Sunday, May 09, 2004

Just for kicks I went on E-Harmony and posted my info, and then was told by EHarmony to be patient because this is a very scientific procedure that weeds out all but those who are Truly Destined to Be a Match. And so I may not here from anyone for quite some time, if at all, but when I did be certain that the caring data-gatherers and compassionate numbers-crunchers truly sweated blood, not to mention shed a few tears, in finding the person that was meant to be yours forever. And then within a few hours I was told the person Truly Destined to be my Lifelong Match wanted to initiate sharing of personal information. Knowing this was the person I surely was going to be with the rest of my life, I quickly returned to the site to answer in the affirmative. Yes, dearest, let us exchange personal information. I want to know so much more about you, other than that the three things you most value in a relationship is honesty, trust and intimacy. After all, we both consider ourselves conservatively liberal, and the fact we are both spiritual but not religious certainly seals the deal for me. I want you, Rosie from Mesa, more than I've ever wanted anyone in my life. And that is when I ran into the catch. To get in touch with my new and faceless beloved, the woman chosen for me by a team of relationship experts, I would have to pony up $50, and would that be Visa or Mastercard? Of fickle fate, how can you treat me so cruelly. Though I am willing to spend the rest of my life with you, Rosie of Mesa, I am not willing to shell out $50 to see if you truly are sensitive and caring, or become one of those intimate friends who might one day say about you that you love to laugh, a truly unique and precious quality, one that I treasure. So I am afraid I will never know the bliss of loving a school administrator making $30,000-$44,999 per year. And what I will truly miss most is that we will never share those times you consider most rewarding, from volunteering at a domestic-abuse shelter to sitting in front of a fire with a good book.

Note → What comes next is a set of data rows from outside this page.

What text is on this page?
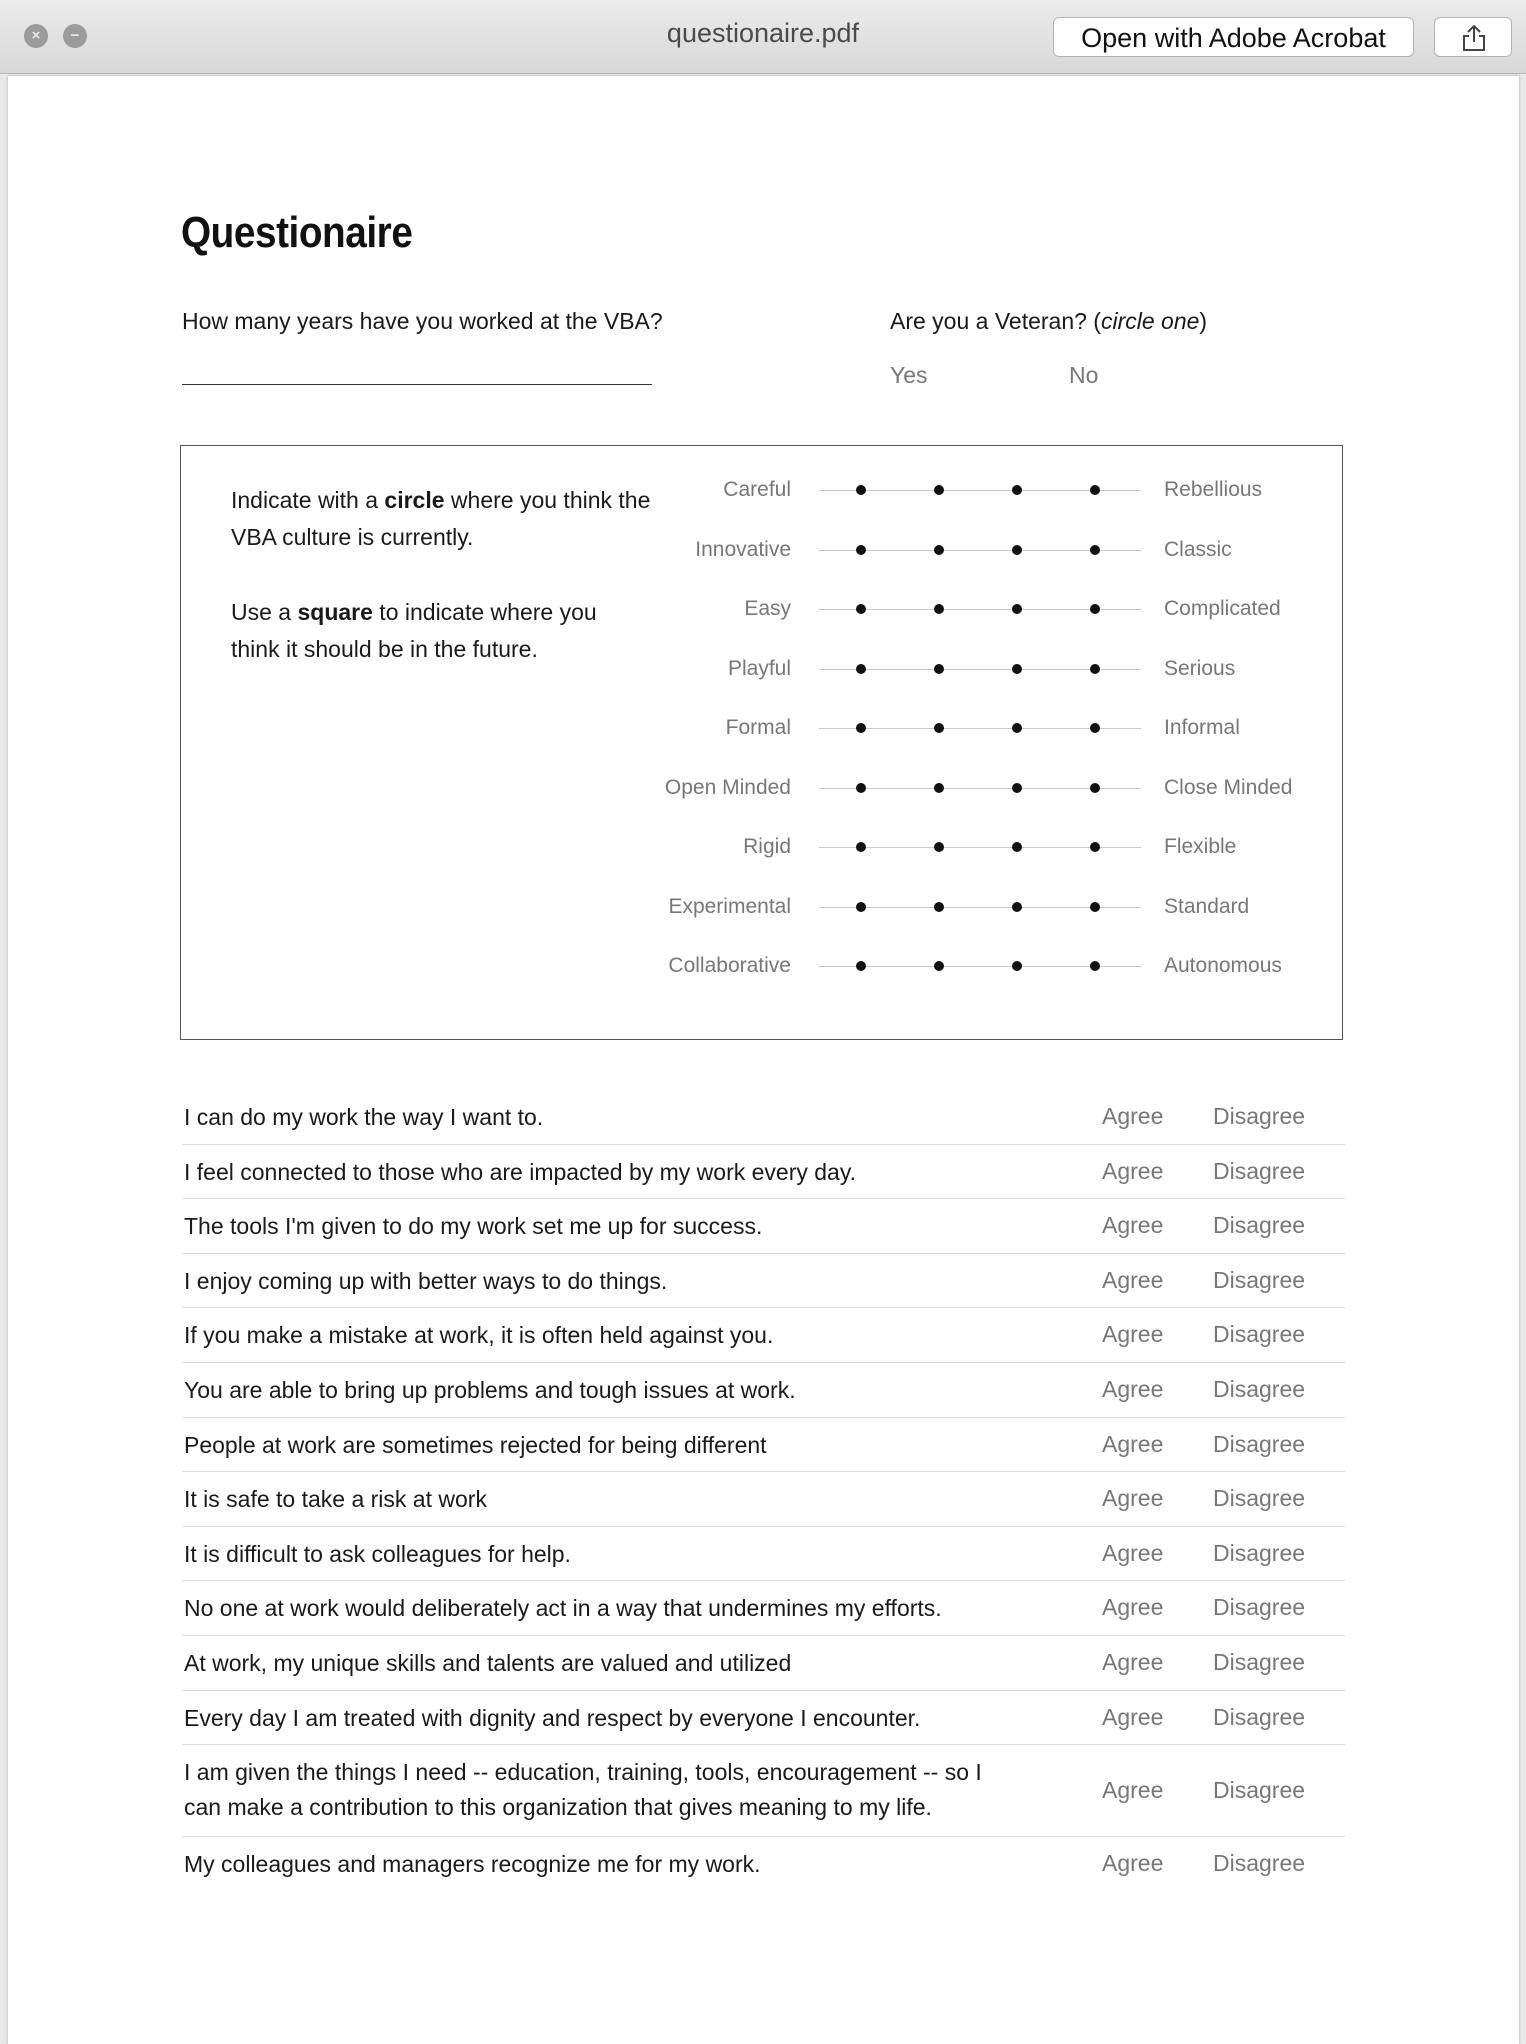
×	−	questionaire.pdf	Open with Adobe Acrobat
Questionaire
How many years have you worked at the VBA?	Are you a Veteran? (circle one)
Yes	No
Indicate with a circle where you think the VBA culture is currently.
Use a square to indicate where you think it should be in the future.
Careful	Rebellious
Innovative	Classic
Easy	Complicated
Playful	Serious
Formal	Informal
Open Minded	Close Minded
Rigid	Flexible
Experimental	Standard
Collaborative	Autonomous
I can do my work the way I want to.	Agree Disagree
I feel connected to those who are impacted by my work every day.	Agree Disagree
The tools I'm given to do my work set me up for success.	Agree Disagree
I enjoy coming up with better ways to do things.	Agree Disagree
If you make a mistake at work, it is often held against you.	Agree Disagree
You are able to bring up problems and tough issues at work.	Agree Disagree
People at work are sometimes rejected for being different	Agree Disagree
It is safe to take a risk at work	Agree Disagree
It is difficult to ask colleagues for help.	Agree Disagree
No one at work would deliberately act in a way that undermines my efforts.	Agree Disagree
At work, my unique skills and talents are valued and utilized	Agree Disagree
Every day I am treated with dignity and respect by everyone I encounter.	Agree Disagree
I am given the things I need -- education, training, tools, encouragement -- so I can make a contribution to this organization that gives meaning to my life.
Agree Disagree
My colleagues and managers recognize me for my work.	Agree Disagree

But as despair overcame me, not an hour later Marjorie from Avondale came into my life, an angel who, like me, enjoyed a quiet night with friends over meeting new people at a popular nightclub. As I was about to share those insights that make me who I am, such as how I rate as a 7 on a scale of 10 my ability to open up about things troubling me, that horrid fee leaped up and slapped me in the face once again. And so it continued. I am sorry Jo from Tempe, Elizabeth from Gilbert, Veronica from Phoenix. Please, I beg you, forget all about me. Drop me from your People You Have Contacted te Exchange Information list. I am not worthy of your love.